45 feet is a long way for concrete to go without a joint. It sounds like it made itself a joint. Cracking can get exaggerated when water is added to the concrete just before it is poured. Even a cocrete block wall could not take such long distances without a joint. I wonder if the crack in the wall aligns with a similar crack in the footing directly under it. I would not get too excited about the crack unless it was unusually wide. Sometimes, contractors do not alternate lap splices and it creates weak spots in the reinforcing. That could be another reason why the crack ended up where it did. Every other line of reinforcing should be continuous at a splice. But, that means you have to cut a perfetly good 20 foot long bar in half to get started and that is extra work and extra time.
 
Just because the picture shows reinforcing does not mean it was actually done. How did the contractor not remember?

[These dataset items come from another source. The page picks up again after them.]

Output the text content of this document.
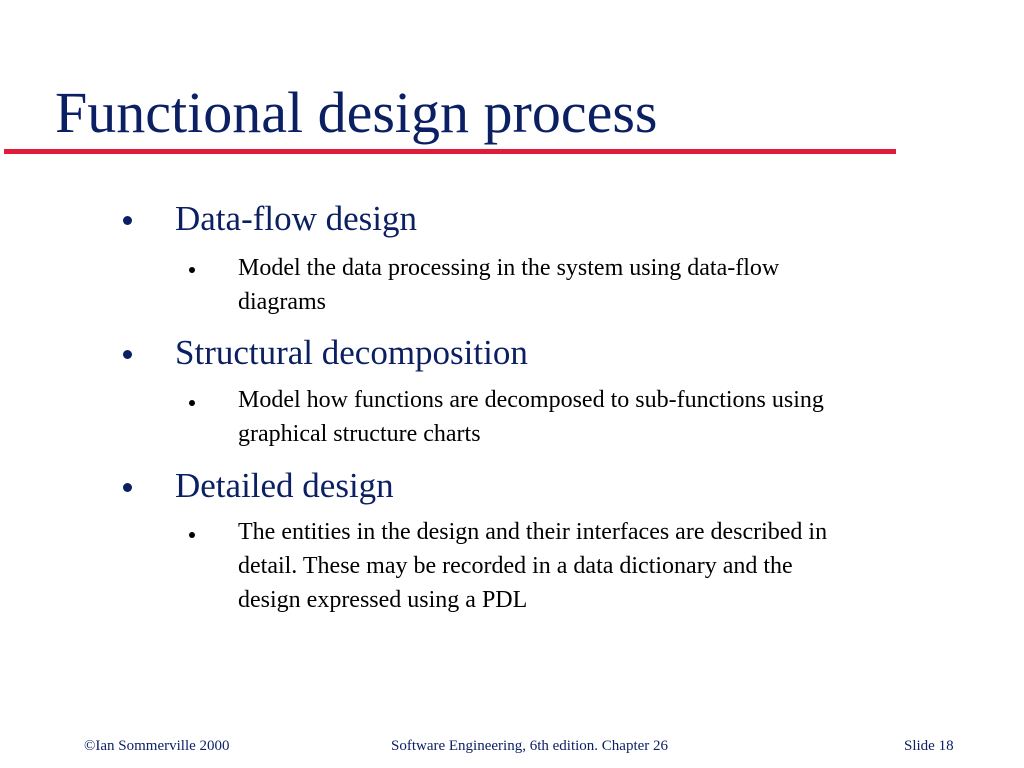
Functional design process
Data-flow design
Model the data processing in the system using data-flow
diagrams
Structural decomposition
Model how functions are decomposed to sub-functions using
graphical structure charts
Detailed design
The entities in the design and their interfaces are described in
detail. These may be recorded in a data dictionary and the
design expressed using a PDL
©Ian Sommerville 2000	Software Engineering, 6th edition. Chapter 26	Slide 18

Is the soil clay? Is the property poorly graded? This could add stress to an 8" 45' long wall...and raise concern.
 
I have encountered couple of years ago such cases on residential basements. As barbicane has pointed out and also in ACI paper that I can't recall the authors, 38 feet is the magic length of basement wall that doesn't have jogs or perpindicular beams tying into it before cracks. The exterior lateral earth pressure in the center span is just too much. Four days of curing is also early for sufficient concrete strength gain.

I would clean the surface, epoxy the cracks and replace the upper 4 feet of backfill soils(only along the 40' sides)with pea gravel and 1 foot of soil cap. Just make sure that the drains at the bottom are working.